Ministerie van Onderwijs, Cultuur en Wetenschap
Persbericht ministerraad
2 juni 2006
keuze voor ontwikkeling en vernieuwing bij cultuurbeleid
De betrokkenheid van het rijk bij de basisinfrastructuur van culturele
voorzieningen zal zich in de toekomst niet alleen richten op grotere
instellingen, maar ook op vernieuwing en ontwikkeling van jong talent en
jong publiek. Dit betekent dat ook jeugdtheater, productiehuizen,
werkplaatsen en internationale festivals in 2008 gerekend worden tot de
basisinfrastructuur waarvoor het rijk rechtstreeks verantwoordelijk is.

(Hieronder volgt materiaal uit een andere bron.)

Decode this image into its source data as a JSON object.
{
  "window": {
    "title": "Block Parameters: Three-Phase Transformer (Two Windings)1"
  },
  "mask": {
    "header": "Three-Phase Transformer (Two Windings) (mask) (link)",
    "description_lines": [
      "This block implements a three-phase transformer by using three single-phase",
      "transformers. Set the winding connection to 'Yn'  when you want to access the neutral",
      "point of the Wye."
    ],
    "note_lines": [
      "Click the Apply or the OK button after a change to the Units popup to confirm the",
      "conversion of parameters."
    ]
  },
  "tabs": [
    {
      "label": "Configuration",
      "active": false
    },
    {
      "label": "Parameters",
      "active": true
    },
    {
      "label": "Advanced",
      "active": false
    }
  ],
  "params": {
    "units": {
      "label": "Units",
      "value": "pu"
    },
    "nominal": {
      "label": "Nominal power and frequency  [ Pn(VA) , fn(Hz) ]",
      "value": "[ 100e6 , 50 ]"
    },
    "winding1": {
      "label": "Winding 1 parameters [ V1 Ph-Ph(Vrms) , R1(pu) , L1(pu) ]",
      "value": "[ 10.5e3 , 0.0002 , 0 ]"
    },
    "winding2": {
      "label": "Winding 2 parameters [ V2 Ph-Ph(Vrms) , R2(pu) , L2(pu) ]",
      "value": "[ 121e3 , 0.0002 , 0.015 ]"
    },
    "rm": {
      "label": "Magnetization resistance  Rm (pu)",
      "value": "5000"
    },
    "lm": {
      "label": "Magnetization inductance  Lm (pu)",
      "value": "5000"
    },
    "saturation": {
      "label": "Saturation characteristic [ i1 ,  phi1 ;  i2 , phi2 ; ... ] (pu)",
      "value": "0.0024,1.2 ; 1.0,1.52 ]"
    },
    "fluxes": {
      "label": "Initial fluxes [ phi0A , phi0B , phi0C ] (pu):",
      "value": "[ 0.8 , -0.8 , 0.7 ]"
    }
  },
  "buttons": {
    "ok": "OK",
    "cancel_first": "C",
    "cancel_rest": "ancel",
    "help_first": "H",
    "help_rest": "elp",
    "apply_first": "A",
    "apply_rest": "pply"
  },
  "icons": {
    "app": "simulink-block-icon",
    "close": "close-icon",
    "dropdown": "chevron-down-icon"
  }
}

Dit
staat in een brief die staatssecretaris Van der Laan van Onderwijs, Cultuur
en Wetenschap (OCW) namens het kabinet aan de Tweede Kamer heeft gestuurd.
In de brief wordt nader vorm gegeven aan het belangrijkste uitgangspunt van
het kabinet: politieke betrokkenheid waar nodig, afstand waar mogelijk.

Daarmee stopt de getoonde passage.